Advanced tools, methods, and capabilities, such as big data analytics, are needed to achieve the promise of PPH and transform big data into insights, strategy, and action. In the private sector, high-performing organizations are more likely to use analytics to guide all decision-making, big or small, and at all levels of the organization [64]. Leveraging big data analytics for PPH is an opportunity in which the potential gain outweighs the harm or loss that could impact public health practice if no action is taken. Taking these and other intelligent risks requires a tolerance for failure and an expectation that innovation is not achieved through support of only successful endeavors. Organizations that invest in innovation realize that potential caveats and limitations are inherent to the process and take steps to manage the risks [65]. Realizing the value of advanced analytics for PPH will necessitate critical workforce transformation and reduction of the cultural and technical barriers to innovation and intelligent risk taking.

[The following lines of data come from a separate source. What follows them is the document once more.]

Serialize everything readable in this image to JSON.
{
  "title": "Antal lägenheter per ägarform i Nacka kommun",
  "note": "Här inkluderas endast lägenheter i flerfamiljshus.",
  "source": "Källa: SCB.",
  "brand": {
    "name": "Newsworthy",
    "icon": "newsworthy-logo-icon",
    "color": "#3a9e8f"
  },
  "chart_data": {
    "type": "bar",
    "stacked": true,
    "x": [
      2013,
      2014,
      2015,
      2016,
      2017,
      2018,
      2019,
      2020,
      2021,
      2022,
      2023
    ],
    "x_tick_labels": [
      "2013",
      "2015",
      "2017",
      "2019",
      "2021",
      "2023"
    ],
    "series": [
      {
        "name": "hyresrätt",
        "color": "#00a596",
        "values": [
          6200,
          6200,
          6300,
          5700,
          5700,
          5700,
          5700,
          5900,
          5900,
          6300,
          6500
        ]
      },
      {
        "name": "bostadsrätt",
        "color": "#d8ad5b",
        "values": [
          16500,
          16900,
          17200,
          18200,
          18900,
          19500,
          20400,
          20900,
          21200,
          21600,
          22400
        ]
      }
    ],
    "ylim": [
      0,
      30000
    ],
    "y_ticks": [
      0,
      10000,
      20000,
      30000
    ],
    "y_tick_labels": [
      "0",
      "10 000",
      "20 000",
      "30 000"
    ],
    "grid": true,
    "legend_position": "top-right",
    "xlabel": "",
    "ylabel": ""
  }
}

Concluding remarks: PPH in the era of COVID-19

The field of PPH is clearly in its infancy, and many challenges lie ahead. Perhaps the biggest challenge of our time is the current pandemic of coronavirus disease 2019 (COVID-19). The rapid emergence of a novel coronavirus [66] has facilitated an accelerated use of the applications of “big data” tools and technologies discussed in this paper to the investigation of COVID-19. Just to illustrate, we cite the use of whole-genome sequencing [6769] to track the virus origin and spread; detailed geographic information to track spread at the global, country, and local levels [70]; the use of smartphone-based tracking and control [71]; and rapid characterization of risk factors related to severe disease such as age, underlying medical conditions, and smoking [(72]. The role of host genomic factors is beginning to be explored [73]. Use of machine learning and data science is contributing to prediction of diagnosis and complications [7476]. A recent commentary summarized the potential applications of emerging digital technologies [77] in augmenting public health strategies for tackling COVID-19, including public health surveillance, detection and control, and mitigation of its impact on healthcare delivery. In addition, while digital approaches to large-scale data collection can aid the investigation and control of COVID-19, ethical and social issues need to be considered, such as privacy and public trust. This will provide the opportunity to develop best practices for responsible data collection and processing globally [78]. The COVID-19 pandemic provides both a challenge and a call to action for further evolution of PPH, as new tools and technologies will begin to complement medical and public health approaches to diagnosis, treatment, control, and prevention [79]. In these challenging times, further developments in the field will require global, national, and local leadership and commitment to enhance coordination of systems; sharing, harmonization, integration, and evaluation of data; robust stakeholder engagement; and support for the infrastructure and expertise needed to achieve the promise of PPH.


The findings and conclusions in this paper are those of the authors and do not necessarily represent the official position of Centers for Disease Control and Prevention.